Psychro, for his part, was used to taking advantage of situations. If Ellis was willing to help then he was willing to use her. It was one of the reasons he was still alive. Having a beautiful woman distract her raging father while he threw on his pants and fled was an asset that he had used on more than one occasion. So, every one of his plans, when he was thinking about them, involved the Horse Mutant in some way. Of course, about half his plans involved committing sabotage without Mandora knowing about it. He, unlike her, had no qualms about doing something illegal in order to survive. But would he be able to sneak away from Mandora long enough to do it? That was one of those areas where Ellis fit in.
"It's not perfect," Mandora shrugged. "My helmet has a jamming field built in, which should prevent us from being detected by radar. You'd be surprised how many criminal hideouts have some kind of radar equipment."
"Good. I'll drive you close to the city, then, and you'll slip out. I think this area here is our best bet. It's a run down neighbourhood and people have learned to look the other way," she said, pointing at the map.
Mandora shook her head. "People like that are also likely to turn on you if they think there's a profit to be made. Besides, someone might question why a fruit truck is going in that neighbourhood. This area here is close to the market. There's a mechanic's shop on the corner, right at the edge of the city. If you stopped to pick up a spare tire, we would have plenty of time to get in, and people would be less inclined to comment on it."

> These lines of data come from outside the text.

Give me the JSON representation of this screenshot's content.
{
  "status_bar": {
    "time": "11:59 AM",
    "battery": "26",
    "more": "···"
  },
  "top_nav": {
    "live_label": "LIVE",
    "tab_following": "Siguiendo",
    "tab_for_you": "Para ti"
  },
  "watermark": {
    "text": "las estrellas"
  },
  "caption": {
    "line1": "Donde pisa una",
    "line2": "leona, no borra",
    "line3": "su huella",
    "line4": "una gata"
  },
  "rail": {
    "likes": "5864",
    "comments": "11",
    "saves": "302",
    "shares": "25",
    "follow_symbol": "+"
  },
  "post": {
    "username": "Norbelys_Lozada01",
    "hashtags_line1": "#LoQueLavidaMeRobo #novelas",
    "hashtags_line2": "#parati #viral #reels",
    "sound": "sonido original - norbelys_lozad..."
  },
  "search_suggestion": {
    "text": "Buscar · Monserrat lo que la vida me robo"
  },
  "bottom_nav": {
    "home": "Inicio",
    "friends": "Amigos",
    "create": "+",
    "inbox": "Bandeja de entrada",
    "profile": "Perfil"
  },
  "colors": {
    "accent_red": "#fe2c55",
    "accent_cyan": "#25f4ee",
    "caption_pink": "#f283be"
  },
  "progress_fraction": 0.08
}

"Hnh. I hadn't thought about that. It makes sense. Okay then, I'll go load up my cart and you guys help yourselves to anything you think you might need."
A few hours later the trio was ready to go. Ellis had loaded up her cart, towed by a small car, and left a cramped area in the middle for the two outsiders to sit in. It wouldn't be the most pleasant of rides, but it beat the alternative. The two clambered in, taking a quick look around at the scenery. The immediate area was largely flat, populated here and there by trees of varying sorts. In the distance was another house, one that doubtless belonged to the Raidash that Ellis mentioned every now and then, but Ellis had positioned the cart in such a way that they would be invisible if anyone was looking out that house's windows.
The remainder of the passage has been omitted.